Mentre nel caso del reclamo, la proposta di mediazione da parte del contribuente costituisce una mera facoltà, nel caso dell’interpello la prospettazione da parte del contribuente di una soluzione alla fattispecie descritta è un elemento essenziale. Nel caso di silenzio dell’Amministrazione interpellata, infatti, la soluzione ipotizzata nell’istanza viene considerata condivisa.
Quando un elevato numero di contribuenti presenta richieste aventi contenuto analogo, l’Ente Locale può ritenere opportuno pubblicare la risposta sul proprio sito istituzionale, mediante la forma di una circolare o di una risoluzione. E' sempre possibile per l'amministrazione ritornare sulla questione dando al contribuente una risposta diversa allo scopo di rettificare quella precedentemente data o dall'interpretazione che emerge nel caso di silenzio-assenso. In tal caso possono verificarsi distinte situazioni:
1. Se il contribuente, prima della rettifica, ha già messo in atto il comportamento oggetto dell’istanza di interpello, uniformandosi all’interpretazione ricevuta in precedenza (ovvero, in caso di mancata risposta, a quella da lui prospettata nell’istanza), nessuna pretesa può essere avanzata dall’Amministrazione né per le imposte né per le sanzioni. Però, se successivamente il contribuente dovrà dare nuova esecuzione alla norma dovrà applicare l'ultima interpretazione dell'amministrazione;
2. se il contribuente non ha ancora non ha ancora attuato il comportamento conforme alla prima risposta, e procede ugualmente nella direzione indicata nonostante il cambio di orientamento – sarà tenuto a pagare le maggiori imposte eventualmente dovute e i relativi interessi derivanti dalla risposta di rettifica, escluse le sanzioni.

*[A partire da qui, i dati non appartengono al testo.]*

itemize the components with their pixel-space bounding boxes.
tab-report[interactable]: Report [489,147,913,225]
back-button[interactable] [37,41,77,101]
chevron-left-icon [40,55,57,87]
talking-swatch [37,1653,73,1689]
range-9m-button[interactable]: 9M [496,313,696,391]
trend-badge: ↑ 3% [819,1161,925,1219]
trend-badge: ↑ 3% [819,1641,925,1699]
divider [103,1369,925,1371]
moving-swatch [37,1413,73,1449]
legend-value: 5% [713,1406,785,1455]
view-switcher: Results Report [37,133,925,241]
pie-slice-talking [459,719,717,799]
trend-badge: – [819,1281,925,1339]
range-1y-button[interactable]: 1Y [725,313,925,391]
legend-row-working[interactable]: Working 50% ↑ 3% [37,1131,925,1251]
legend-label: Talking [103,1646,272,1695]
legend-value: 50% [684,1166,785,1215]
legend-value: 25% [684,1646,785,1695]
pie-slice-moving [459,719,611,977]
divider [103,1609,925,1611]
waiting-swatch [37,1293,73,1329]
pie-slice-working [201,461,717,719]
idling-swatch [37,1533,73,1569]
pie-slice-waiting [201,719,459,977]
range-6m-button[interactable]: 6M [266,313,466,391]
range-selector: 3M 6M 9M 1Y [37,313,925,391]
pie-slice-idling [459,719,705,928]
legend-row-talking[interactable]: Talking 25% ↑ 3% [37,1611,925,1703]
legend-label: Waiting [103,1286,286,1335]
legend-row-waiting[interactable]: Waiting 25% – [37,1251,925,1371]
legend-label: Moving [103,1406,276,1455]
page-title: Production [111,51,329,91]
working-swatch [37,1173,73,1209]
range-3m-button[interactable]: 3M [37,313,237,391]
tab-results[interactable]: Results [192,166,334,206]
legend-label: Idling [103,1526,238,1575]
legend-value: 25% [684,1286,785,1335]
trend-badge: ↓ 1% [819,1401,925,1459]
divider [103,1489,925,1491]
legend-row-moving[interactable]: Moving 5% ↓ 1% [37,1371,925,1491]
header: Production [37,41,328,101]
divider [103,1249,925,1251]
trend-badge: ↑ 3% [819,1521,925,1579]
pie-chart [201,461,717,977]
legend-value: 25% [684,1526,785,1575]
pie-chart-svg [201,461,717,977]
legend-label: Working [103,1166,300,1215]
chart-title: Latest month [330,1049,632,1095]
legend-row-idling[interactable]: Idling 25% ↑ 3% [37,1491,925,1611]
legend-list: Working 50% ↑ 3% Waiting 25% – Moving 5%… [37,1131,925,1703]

E’ da rilevare che il funzionario dell’Ente risponde del danno erariale quando consente, con dolo o colpa grave, indebitamente ed illegittimamente il prodursi degli effetti dell’interpello per effetto del decorso del termine entro il quale rispondere al contribuente, anche se non è necessario che dall'annullamento il funzionario tragga (o speri di trarne) un qualche profitto, ipotesi quest'ultima che si configurerebbe, per altro verso, come reato. Secondo quanto espressamente previsto dal primo comma dell’art. 6 del D.lgt 156/2015 le risposte alle istanze di interpello non sono autonomamente impugnabili. Il contenuto di questa norma è sostanzialmente confermativo del consolidato orientamento (Corte Costituzionale sentenza 14 giugno 2007, n. 191 - Consiglio di Stato, decisione 26 gennaio 2009, n. 414) teso a negare tutela giurisdizionale, sia dinanzi al giudice tributario che davanti a quello amministrativo avverso le risposte ad istanze di interpello, conformemente alla loro natura di “pareri” (e quindi di atti privi dei caratteri necessari per la loro immediata ricorribilità in giudizio) ed alle regole di istruttoria che non attribuiscono mai all’amministrazione poteri in ordine alla verifica della completezza e veridicità delle informazioni fornite dall’istante.